Ya pegado a mi esposa le hago saber que la pareja de señores mayores de al lado de la nevera de yogures querían hablar conmigo. «Voy a tomarme un café con ellos, ¿vale?». Me contestó: «Bien, pero necesitaría tu ayuda para cargar con las bolsas».

Él se llamaba Luis y ella Manuela, aunque prefería que le llamara Manolita. Me contaron (o más bien me contó Manolita, que llevaba las riendas de la conversación) que tenían un hijo con mis mismos años. Un excelente estudiante que fue el número uno de su promoción universitaria cuando cursaba la carrera de derecho, me exponía, con los ojos vidriosos y una sonrisa a media vela.

Concluida la disertación, que había crecido considerablemente alimentada por una exhaustiva descripción de los síntomas y rarezas de su hijo, Luis aparcó su silencio para solicitarmee el contacto de algún especialista que pudiera curar a su hijo.

Le manifesté que las patologías psíquicas no se curan, solamente se tratan, pero que les podía recomendar algún experto que les asesorara.

De repente suena el teléfono móvil de Manolita, intuí que la persona que le había llamado era su hijo. Frases del tipo «¿dónde estás?» «¿qué quieres?» o «pasa por aquí, estamos en la cafetería que está al lado del súper», confirmaban mis sospechas.

Efectivamente era su hijo Adolfo, el protagonista de la historia. «Adolfo viene hacia aquí», le comunicó a su esposo. «Carlos, ¿te puedes quedar y así lo conoces?», exclama, esperando una réplica afirmativa por mi parte. «No sé… ¿y si le parece mal? ¿no sería mejor quedar otro día…?», enuncié con pudor.

Su hijo apareció sin haberme dado tiempo para acabar mis excusas. Resulta que vivían en un edificio cercano. «Siéntate, Adolfo. Mira, este es Carlos el chico del recorte que tengo en casa» apostilla la madre.

Adolfo, que me miraba como si le debiera dinero y sin contestar a su madre, me reclama explicaciones con preguntas como «¿Qué quieres? ¿Qué te han contado de mí? ¿Le vas a sacar dinero a mis padres? ¿Los has metido en tu cartera de fans para hacer crecer tu ego?». Medio asustado por sus ofensas, tomé impulso para levantarme y salir del bar, pero Luis, me sujetó.

Tartamudeando a gritos dije: «¿pero tú de que vas? Yo ni siquiera conozco a tus padres, fueron ellos los que…».

Manolita a punto de marearse nos envuelve con sus brazos a los dos y nos pidió con angustia que nos sentáramos y que pidiéramos algo. Con otro tono, Luis, que ahora estaba más abierto, explicaba la situación a su hijo.

Adolfo pareció haber entendido la aclaración de los hechos.

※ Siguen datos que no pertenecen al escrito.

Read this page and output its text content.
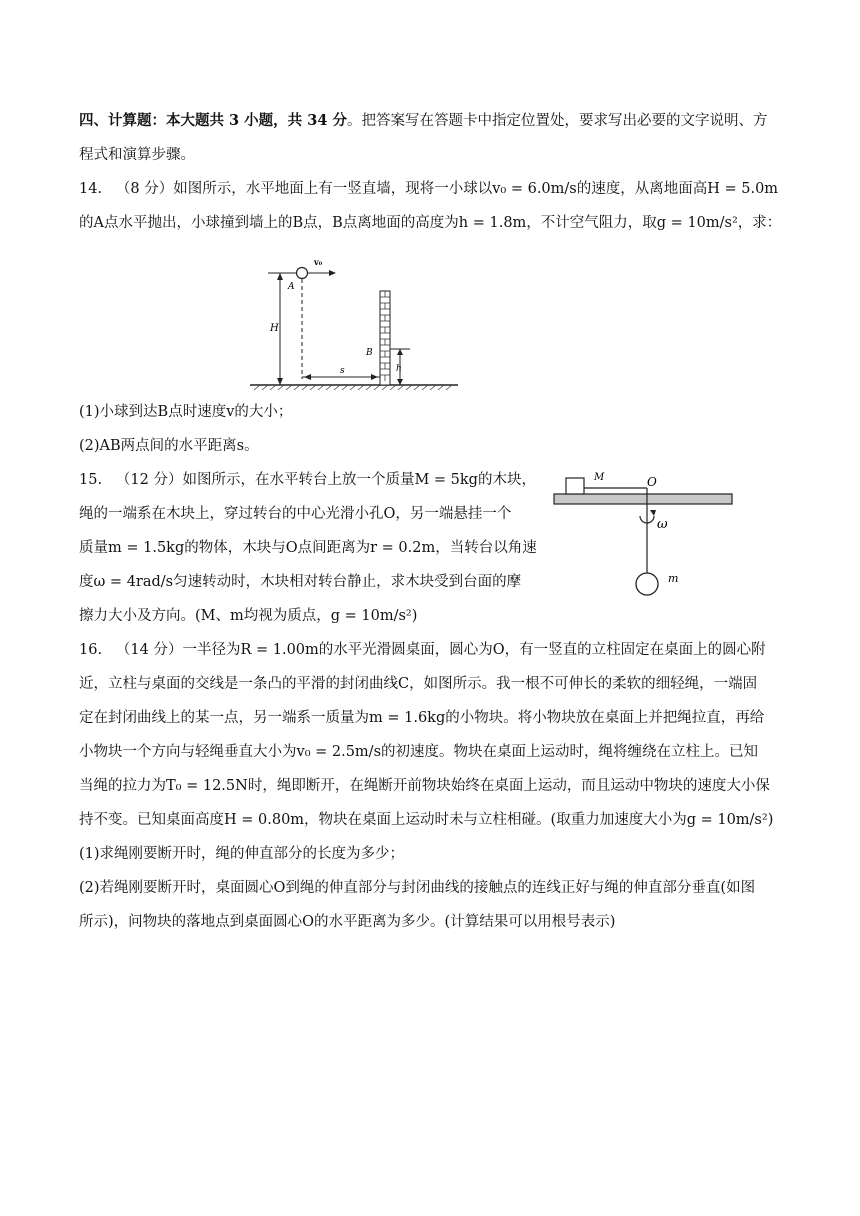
四、计算题：本大题共 3 小题，共 34 分。把答案写在答题卡中指定位置处，要求写出必要的文字说明、方
程式和演算步骤。
14. （8 分）如图所示，水平地面上有一竖直墙，现将一小球以v₀ = 6.0m/s的速度，从离地面高H = 5.0m
的A点水平抛出，小球撞到墙上的B点，B点离地面的高度为h = 1.8m，不计空气阻力，取g = 10m/s²，求：
H
v₀
A
s
B
h
(1)小球到达B点时速度v的大小；
(2)AB两点间的水平距离s。
15. （12 分）如图所示，在水平转台上放一个质量M = 5kg的木块，
绳的一端系在木块上，穿过转台的中心光滑小孔O，另一端悬挂一个
质量m = 1.5kg的物体，木块与O点间距离为r = 0.2m，当转台以角速
度ω = 4rad/s匀速转动时，木块相对转台静止，求木块受到台面的摩
擦力大小及方向。(M、m均视为质点，g = 10m/s²)
M	O
ω
m
16. （14 分）一半径为R = 1.00m的水平光滑圆桌面，圆心为O，有一竖直的立柱固定在桌面上的圆心附
近，立柱与桌面的交线是一条凸的平滑的封闭曲线C，如图所示。我一根不可伸长的柔软的细轻绳，一端固
定在封闭曲线上的某一点，另一端系一质量为m = 1.6kg的小物块。将小物块放在桌面上并把绳拉直，再给
小物块一个方向与轻绳垂直大小为v₀ = 2.5m/s的初速度。物块在桌面上运动时，绳将缠绕在立柱上。已知
当绳的拉力为T₀ = 12.5N时，绳即断开，在绳断开前物块始终在桌面上运动，而且运动中物块的速度大小保
持不变。已知桌面高度H = 0.80m，物块在桌面上运动时未与立柱相碰。(取重力加速度大小为g = 10m/s²)
(1)求绳刚要断开时，绳的伸直部分的长度为多少；
(2)若绳刚要断开时，桌面圆心O到绳的伸直部分与封闭曲线的接触点的连线正好与绳的伸直部分垂直(如图
所示)，问物块的落地点到桌面圆心O的水平距离为多少。(计算结果可以用根号表示)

Un amago de disculpa a punto de salir de sus labios fue censurado velozmente por mis palabras de apoyo y complicidad.

Empezamos una disertación distendida entre los cuatro, donde no cabían los reproches. De los cortados pasamos a los chupitos de wiski. Luis pidió la cuenta, Manolita le dio la mano y nos dejaron a solas. Nos deleitamos con la exposición de nuestros síntomas psicóticos, sorprendiéndonos de la similitud a la hora de sufrirlos.

Lo que más nos ahogaba, era el daño que sin querer hubiéramos causado a gente que apreciábamos. Tras un par de horas, nos despedimos golpeando nuestros puños sin la necesidad de volvernos a ver.